3. Enes b. Mâlik (r.a.)'den rivayet edildiğine göre Rasûlullah şöyle buyurmuştur:



"Kıyâmete yakın, karanlık gecenin parçaları gibi fitneler olacaktır. Bu fitneler içinde kişi mü'min olarak sabahlayıp kâfir olarak akşamlayacak ve mü'min olarak akşamlayıp kâfir olarak sabahlayacaktır. Bazı topluluklar, dünya metaı karşılığında dinlerini satacaklardır." 4



İnsanın değişimi müessir/tesir edip etki eden kimse olmadığındandır. Müessir olamayan elbette müteessir/etkilenen kimse olur. Müessir müslüman, davası, ahlâkı, başarısı, eseri, iyiliği ve Allah'ın lûtfu ile  gâlip olan kimsedir. Bu müslüman  ölçü sahibi olduğundan, Allah'ın yardımıyla yüce ve gâlip olduğundan dolayı Hak üzere sebat ederler. Onları mağlup etmek isteyen mağlup olur, aşağı görmek isteyen kendi aşağılığını o müslümanda görür, öldürmek isteyen onda dirilir.
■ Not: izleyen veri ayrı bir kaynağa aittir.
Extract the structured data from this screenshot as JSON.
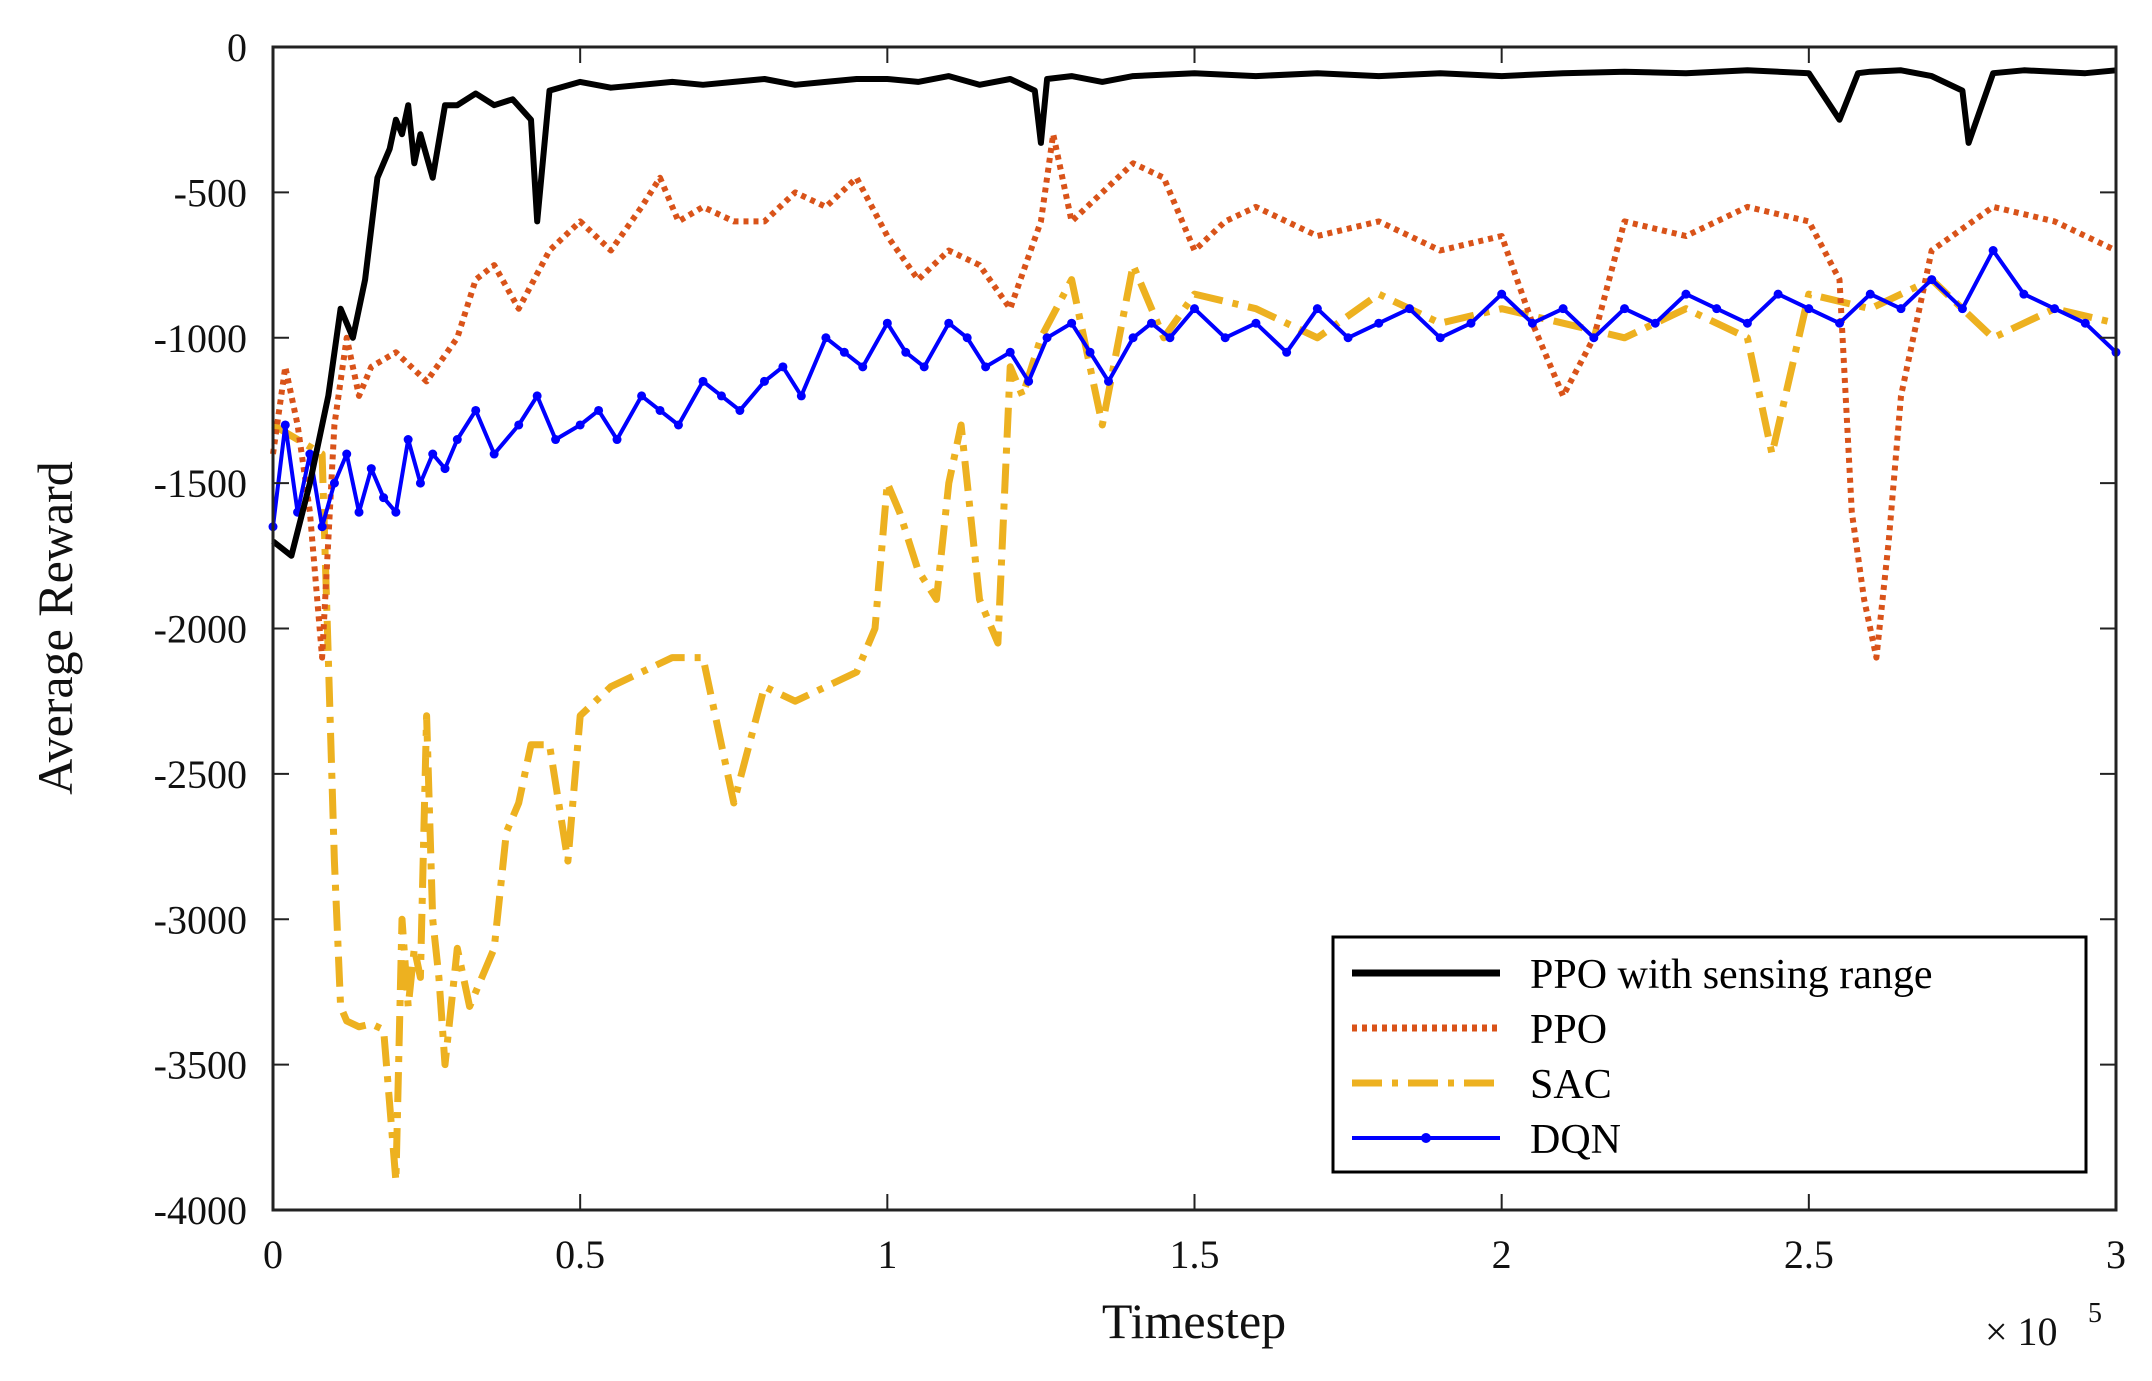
{
  "chart_data": {
    "type": "line",
    "title": "",
    "xlabel": "Timestep",
    "ylabel": "Average Reward",
    "x_multiplier_label": "× 10",
    "x_multiplier_exp": "5",
    "xlim": [
      0,
      3
    ],
    "ylim": [
      -4000,
      0
    ],
    "xticks": [
      0,
      0.5,
      1,
      1.5,
      2,
      2.5,
      3
    ],
    "xtick_labels": [
      "0",
      "0.5",
      "1",
      "1.5",
      "2",
      "2.5",
      "3"
    ],
    "yticks": [
      0,
      -500,
      -1000,
      -1500,
      -2000,
      -2500,
      -3000,
      -3500,
      -4000
    ],
    "ytick_labels": [
      "0",
      "-500",
      "-1000",
      "-1500",
      "-2000",
      "-2500",
      "-3000",
      "-3500",
      "-4000"
    ],
    "legend_position": "bottom-right",
    "series": [
      {
        "name": "PPO with sensing range",
        "color": "#000000",
        "style": "solid",
        "x": [
          0,
          0.03,
          0.06,
          0.09,
          0.11,
          0.13,
          0.15,
          0.17,
          0.19,
          0.2,
          0.21,
          0.22,
          0.23,
          0.24,
          0.26,
          0.28,
          0.3,
          0.33,
          0.36,
          0.39,
          0.42,
          0.43,
          0.45,
          0.5,
          0.55,
          0.6,
          0.65,
          0.7,
          0.75,
          0.8,
          0.85,
          0.9,
          0.95,
          1.0,
          1.05,
          1.1,
          1.15,
          1.2,
          1.24,
          1.25,
          1.26,
          1.3,
          1.35,
          1.4,
          1.5,
          1.6,
          1.7,
          1.8,
          1.9,
          2.0,
          2.1,
          2.2,
          2.3,
          2.4,
          2.5,
          2.55,
          2.58,
          2.6,
          2.65,
          2.7,
          2.75,
          2.76,
          2.8,
          2.85,
          2.9,
          2.95,
          3.0
        ],
        "y": [
          -1700,
          -1750,
          -1500,
          -1200,
          -900,
          -1000,
          -800,
          -450,
          -350,
          -250,
          -300,
          -200,
          -400,
          -300,
          -450,
          -200,
          -200,
          -160,
          -200,
          -180,
          -250,
          -600,
          -150,
          -120,
          -140,
          -130,
          -120,
          -130,
          -120,
          -110,
          -130,
          -120,
          -110,
          -110,
          -120,
          -100,
          -130,
          -110,
          -150,
          -330,
          -110,
          -100,
          -120,
          -100,
          -90,
          -100,
          -90,
          -100,
          -90,
          -100,
          -90,
          -85,
          -90,
          -80,
          -90,
          -250,
          -90,
          -85,
          -80,
          -100,
          -150,
          -330,
          -90,
          -80,
          -85,
          -90,
          -80
        ]
      },
      {
        "name": "PPO",
        "color": "#d95319",
        "style": "dotted",
        "x": [
          0,
          0.02,
          0.04,
          0.06,
          0.08,
          0.1,
          0.12,
          0.14,
          0.16,
          0.2,
          0.25,
          0.3,
          0.33,
          0.36,
          0.4,
          0.45,
          0.5,
          0.55,
          0.6,
          0.63,
          0.66,
          0.7,
          0.75,
          0.8,
          0.85,
          0.9,
          0.95,
          1.0,
          1.05,
          1.1,
          1.15,
          1.2,
          1.25,
          1.27,
          1.3,
          1.35,
          1.4,
          1.45,
          1.5,
          1.55,
          1.6,
          1.7,
          1.8,
          1.9,
          2.0,
          2.05,
          2.1,
          2.15,
          2.2,
          2.3,
          2.4,
          2.5,
          2.55,
          2.57,
          2.59,
          2.61,
          2.63,
          2.65,
          2.7,
          2.8,
          2.9,
          3.0
        ],
        "y": [
          -1400,
          -1100,
          -1300,
          -1600,
          -2100,
          -1300,
          -1000,
          -1200,
          -1100,
          -1050,
          -1150,
          -1000,
          -800,
          -750,
          -900,
          -700,
          -600,
          -700,
          -550,
          -450,
          -600,
          -550,
          -600,
          -600,
          -500,
          -550,
          -450,
          -650,
          -800,
          -700,
          -750,
          -900,
          -600,
          -300,
          -600,
          -500,
          -400,
          -450,
          -700,
          -600,
          -550,
          -650,
          -600,
          -700,
          -650,
          -950,
          -1200,
          -1000,
          -600,
          -650,
          -550,
          -600,
          -800,
          -1600,
          -1900,
          -2100,
          -1700,
          -1200,
          -700,
          -550,
          -600,
          -700
        ]
      },
      {
        "name": "SAC",
        "color": "#edb120",
        "style": "dash-dot",
        "x": [
          0,
          0.04,
          0.08,
          0.09,
          0.1,
          0.11,
          0.12,
          0.14,
          0.16,
          0.18,
          0.2,
          0.21,
          0.22,
          0.23,
          0.24,
          0.25,
          0.26,
          0.27,
          0.28,
          0.3,
          0.32,
          0.34,
          0.36,
          0.38,
          0.4,
          0.42,
          0.45,
          0.48,
          0.5,
          0.55,
          0.6,
          0.65,
          0.7,
          0.75,
          0.8,
          0.85,
          0.9,
          0.95,
          0.98,
          1.0,
          1.02,
          1.05,
          1.08,
          1.1,
          1.12,
          1.15,
          1.18,
          1.2,
          1.22,
          1.25,
          1.3,
          1.35,
          1.4,
          1.45,
          1.5,
          1.6,
          1.7,
          1.8,
          1.9,
          2.0,
          2.1,
          2.2,
          2.3,
          2.4,
          2.44,
          2.5,
          2.6,
          2.7,
          2.8,
          2.9,
          3.0
        ],
        "y": [
          -1300,
          -1350,
          -1400,
          -2100,
          -2800,
          -3300,
          -3350,
          -3370,
          -3360,
          -3380,
          -3900,
          -3000,
          -3300,
          -3100,
          -3200,
          -2300,
          -3000,
          -3200,
          -3500,
          -3100,
          -3300,
          -3200,
          -3100,
          -2700,
          -2600,
          -2400,
          -2400,
          -2800,
          -2300,
          -2200,
          -2150,
          -2100,
          -2100,
          -2600,
          -2200,
          -2250,
          -2200,
          -2150,
          -2000,
          -1500,
          -1600,
          -1800,
          -1900,
          -1500,
          -1300,
          -1900,
          -2050,
          -1100,
          -1200,
          -1000,
          -800,
          -1300,
          -750,
          -1000,
          -850,
          -900,
          -1000,
          -850,
          -950,
          -900,
          -950,
          -1000,
          -900,
          -1000,
          -1400,
          -850,
          -900,
          -800,
          -1000,
          -900,
          -950
        ]
      },
      {
        "name": "DQN",
        "color": "#0000ff",
        "style": "solid-dotmarkers",
        "x": [
          0,
          0.02,
          0.04,
          0.06,
          0.08,
          0.1,
          0.12,
          0.14,
          0.16,
          0.18,
          0.2,
          0.22,
          0.24,
          0.26,
          0.28,
          0.3,
          0.33,
          0.36,
          0.4,
          0.43,
          0.46,
          0.5,
          0.53,
          0.56,
          0.6,
          0.63,
          0.66,
          0.7,
          0.73,
          0.76,
          0.8,
          0.83,
          0.86,
          0.9,
          0.93,
          0.96,
          1.0,
          1.03,
          1.06,
          1.1,
          1.13,
          1.16,
          1.2,
          1.23,
          1.26,
          1.3,
          1.33,
          1.36,
          1.4,
          1.43,
          1.46,
          1.5,
          1.55,
          1.6,
          1.65,
          1.7,
          1.75,
          1.8,
          1.85,
          1.9,
          1.95,
          2.0,
          2.05,
          2.1,
          2.15,
          2.2,
          2.25,
          2.3,
          2.35,
          2.4,
          2.45,
          2.5,
          2.55,
          2.6,
          2.65,
          2.7,
          2.75,
          2.8,
          2.85,
          2.9,
          2.95,
          3.0
        ],
        "y": [
          -1650,
          -1300,
          -1600,
          -1400,
          -1650,
          -1500,
          -1400,
          -1600,
          -1450,
          -1550,
          -1600,
          -1350,
          -1500,
          -1400,
          -1450,
          -1350,
          -1250,
          -1400,
          -1300,
          -1200,
          -1350,
          -1300,
          -1250,
          -1350,
          -1200,
          -1250,
          -1300,
          -1150,
          -1200,
          -1250,
          -1150,
          -1100,
          -1200,
          -1000,
          -1050,
          -1100,
          -950,
          -1050,
          -1100,
          -950,
          -1000,
          -1100,
          -1050,
          -1150,
          -1000,
          -950,
          -1050,
          -1150,
          -1000,
          -950,
          -1000,
          -900,
          -1000,
          -950,
          -1050,
          -900,
          -1000,
          -950,
          -900,
          -1000,
          -950,
          -850,
          -950,
          -900,
          -1000,
          -900,
          -950,
          -850,
          -900,
          -950,
          -850,
          -900,
          -950,
          -850,
          -900,
          -800,
          -900,
          -700,
          -850,
          -900,
          -950,
          -1050
        ]
      }
    ]
  }
}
Müslümanların hem küfre hem de İslâm'a açık olması bütün dünyanın bir mahalle gibi olduğuna, Internet vasıtasıyla İslâm sitesine de gayri müslimlerin sitelerine de uğradığından girdiği sitenin tesirinde kaldığına bir işaret vardır. Eğer Müslüman İslâm'ı ilim olarak bilse ve gereğiyle de yaşasa müessir olup müteessir olmayacaktır. Ölçüyü de kavradığından dolayı değişen değil gelişen bir seyir izleyecektir.
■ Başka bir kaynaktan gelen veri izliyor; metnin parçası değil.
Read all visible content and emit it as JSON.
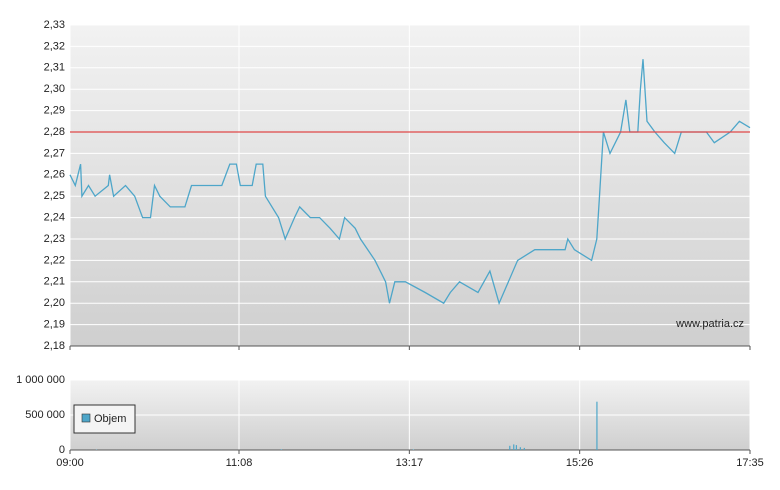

İnsan dinini niçin satar? Herhalde dinini ve dininin kıymetini bilmediğindendir. Aklı sıra dünyayı dinden kıymetli biliyor, kıymetsizi(!) verip kıymetli olanı(!) almakla kâr ettiğini zannediyor. İnsana gereken nefsini aklına, aklını da imanına teslim etmektir. Akıl, doğru ve sahih bilgi ışığına sahip olacaktır ki her şeyin hakikatini görebilsin. Akıl göze benzer, ilim de ışığa benzer. Göz olmadan ışıktan istifade olmaz, ışık olmadan da göz göremez. Demek ki önce ilim sonra amel gerekir. Amel için de önce terbiye gerekir. Terbiye için iyi ortam, iyi arkadaş ve iyi terbiyeci, bunlardan daha önemlisi ortamı müsait cemaat gerekir. Yoksa nefis aklı etkisi altına alır. Nefsi de, kim galip olursa  nefsi o etkisi altına alır.



4. Enes b. Mâlik (r.a.)'den rivayete göre Rasûlullah (s.a.s.) şöyle buyurmuştur:



"İlmin kaldırılması, cehâletin meydana çıkması, zinanın yayılması, içkinin içilmesi ve elli kadının koruyup gözeticisi olacak derecede kadınlar çoğalıp erkeklerin azalması kıyâmet alâmetlerindendir." 5



İlmin kaldırılması, cehâletin meydana çıkması, zinanın yayılması ve içkinin içilmesi Müslümanların İslâmî gâlibiyetlerinin olmaması, ya kâfirlerin ya da nefsine uyan fâsıkların idaresi demektir ki her iki durumda da İslâm'ın itikâdî ve idârî hâkim olmaması demektir.



İlimden maksat, Kur'ân-ı Kerîm ve Hadîs-i Şerîflerin ortaya koyduğu gerçekler, ve bu gerçeklerden müctehidlerin istinbât ettikleri vahiy kültürüdür, bu kültürden doğan İslâm Medeniyetidir.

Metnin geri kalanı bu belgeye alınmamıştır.